The Italian Finance Minister, Giovanni Tria, is convinced that his government and the European Commission agree on Italian government debt and government spending. Tria said that at the G20 ministerial conference in Fukuoka, Japan.

The European Commission threatens Rome with punitive measures because the government of Prime Minister Giuseppe Conte would borrow and spend way too much money. But according to Tria, the government is not opposed to the applicable budget rules and a deal with the commission is likely. The director of the Italian Central Bank, Ignazio Visco, added that the country’s indebtedness was not a topic at the G20 conference.

Italy has an exceptionally high debt burden. It has reached 132 percent of gross domestic product (GDP), while the EU states that this should not exceed 60 percent. In the Netherlands, that percentage has fallen to more than 52 percent, partly thanks to the economic recovery in recent years.

But that doesn’t happen in Italy. Rome only foresees a growth of 0.2 percent this year. The government wants to smooth the economy with extra spending. The budget deficit would then amount to 2.4 percent of GDP. That is the percentage that the European Commission already angrily rejected last year as contrary to the rules. Tria estimated in Japan on Sunday that the deficit would be somewhere around 2.1 or 2.2 percent of GDP.

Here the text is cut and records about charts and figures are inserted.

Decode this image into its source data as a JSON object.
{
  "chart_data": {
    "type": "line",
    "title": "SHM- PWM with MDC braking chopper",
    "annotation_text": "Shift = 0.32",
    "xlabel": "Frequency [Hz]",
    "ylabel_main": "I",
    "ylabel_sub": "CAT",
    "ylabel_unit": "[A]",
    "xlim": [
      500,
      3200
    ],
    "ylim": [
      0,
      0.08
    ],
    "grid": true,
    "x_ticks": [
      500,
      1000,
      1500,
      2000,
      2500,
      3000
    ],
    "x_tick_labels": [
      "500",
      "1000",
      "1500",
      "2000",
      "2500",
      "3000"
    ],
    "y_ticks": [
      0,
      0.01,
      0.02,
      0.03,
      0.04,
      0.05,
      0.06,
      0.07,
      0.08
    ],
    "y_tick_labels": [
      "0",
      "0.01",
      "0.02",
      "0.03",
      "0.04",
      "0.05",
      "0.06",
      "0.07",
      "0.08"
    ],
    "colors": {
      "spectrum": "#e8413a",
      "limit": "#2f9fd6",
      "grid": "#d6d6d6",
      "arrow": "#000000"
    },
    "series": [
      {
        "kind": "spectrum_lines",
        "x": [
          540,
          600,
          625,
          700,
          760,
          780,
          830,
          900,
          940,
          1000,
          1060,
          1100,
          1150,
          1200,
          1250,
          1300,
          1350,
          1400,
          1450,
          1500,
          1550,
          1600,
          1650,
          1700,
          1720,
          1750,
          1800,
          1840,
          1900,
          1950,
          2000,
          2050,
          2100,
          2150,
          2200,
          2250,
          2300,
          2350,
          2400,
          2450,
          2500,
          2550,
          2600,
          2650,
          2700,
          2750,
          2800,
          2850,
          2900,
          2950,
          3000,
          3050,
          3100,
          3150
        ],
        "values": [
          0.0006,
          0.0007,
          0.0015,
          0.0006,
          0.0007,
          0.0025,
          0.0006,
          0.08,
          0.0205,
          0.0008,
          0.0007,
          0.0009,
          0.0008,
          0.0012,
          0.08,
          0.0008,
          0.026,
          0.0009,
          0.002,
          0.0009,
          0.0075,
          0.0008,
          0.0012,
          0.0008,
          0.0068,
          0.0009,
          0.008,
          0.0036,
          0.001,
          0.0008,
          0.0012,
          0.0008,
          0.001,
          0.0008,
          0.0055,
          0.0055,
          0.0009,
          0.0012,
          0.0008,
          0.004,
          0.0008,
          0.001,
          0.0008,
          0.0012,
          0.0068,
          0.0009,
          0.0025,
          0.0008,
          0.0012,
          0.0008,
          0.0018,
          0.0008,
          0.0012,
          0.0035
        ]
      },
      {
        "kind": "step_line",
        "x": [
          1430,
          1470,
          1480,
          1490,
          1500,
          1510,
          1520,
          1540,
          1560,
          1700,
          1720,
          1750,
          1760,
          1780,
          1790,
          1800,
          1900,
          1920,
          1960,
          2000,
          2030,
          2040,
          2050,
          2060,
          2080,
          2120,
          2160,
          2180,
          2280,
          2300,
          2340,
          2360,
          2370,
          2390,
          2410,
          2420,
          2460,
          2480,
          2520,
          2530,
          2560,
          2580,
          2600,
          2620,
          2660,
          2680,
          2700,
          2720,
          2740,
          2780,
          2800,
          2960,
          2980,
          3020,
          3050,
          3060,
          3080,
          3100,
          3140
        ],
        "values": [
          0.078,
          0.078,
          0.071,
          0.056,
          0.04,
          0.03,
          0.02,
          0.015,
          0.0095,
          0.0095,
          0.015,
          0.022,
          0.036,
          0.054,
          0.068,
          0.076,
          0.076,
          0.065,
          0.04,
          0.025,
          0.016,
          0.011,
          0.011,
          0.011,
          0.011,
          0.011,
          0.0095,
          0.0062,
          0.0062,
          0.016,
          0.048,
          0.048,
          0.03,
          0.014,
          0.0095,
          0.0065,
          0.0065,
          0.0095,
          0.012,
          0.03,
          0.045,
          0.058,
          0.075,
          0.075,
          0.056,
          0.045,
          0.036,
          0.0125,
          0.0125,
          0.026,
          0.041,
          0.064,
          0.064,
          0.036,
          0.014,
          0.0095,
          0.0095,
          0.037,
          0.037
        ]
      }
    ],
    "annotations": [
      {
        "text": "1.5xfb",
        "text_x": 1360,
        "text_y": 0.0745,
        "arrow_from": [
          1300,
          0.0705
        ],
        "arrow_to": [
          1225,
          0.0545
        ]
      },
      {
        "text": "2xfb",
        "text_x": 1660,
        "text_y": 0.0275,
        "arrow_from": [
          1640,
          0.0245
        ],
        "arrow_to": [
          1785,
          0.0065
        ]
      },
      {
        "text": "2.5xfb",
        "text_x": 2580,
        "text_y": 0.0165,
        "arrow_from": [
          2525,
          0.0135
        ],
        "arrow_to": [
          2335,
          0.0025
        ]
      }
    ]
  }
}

The 70-year-old Tria is an economics professor who, like Prime Minister Conte, has been brought in as a moderating figure in the coalition government of two radical parties. These are the right-wing populist Lega and the Eurosceptic protest party M5S (Five Star Movement). The leaders of the two, Matteo Salvini and Luigi Di Maio, rarely agree, but they both think that the government needs to pump more money into the economy to get it going. They denounce the budget rules and cuts that Brussels is imposing.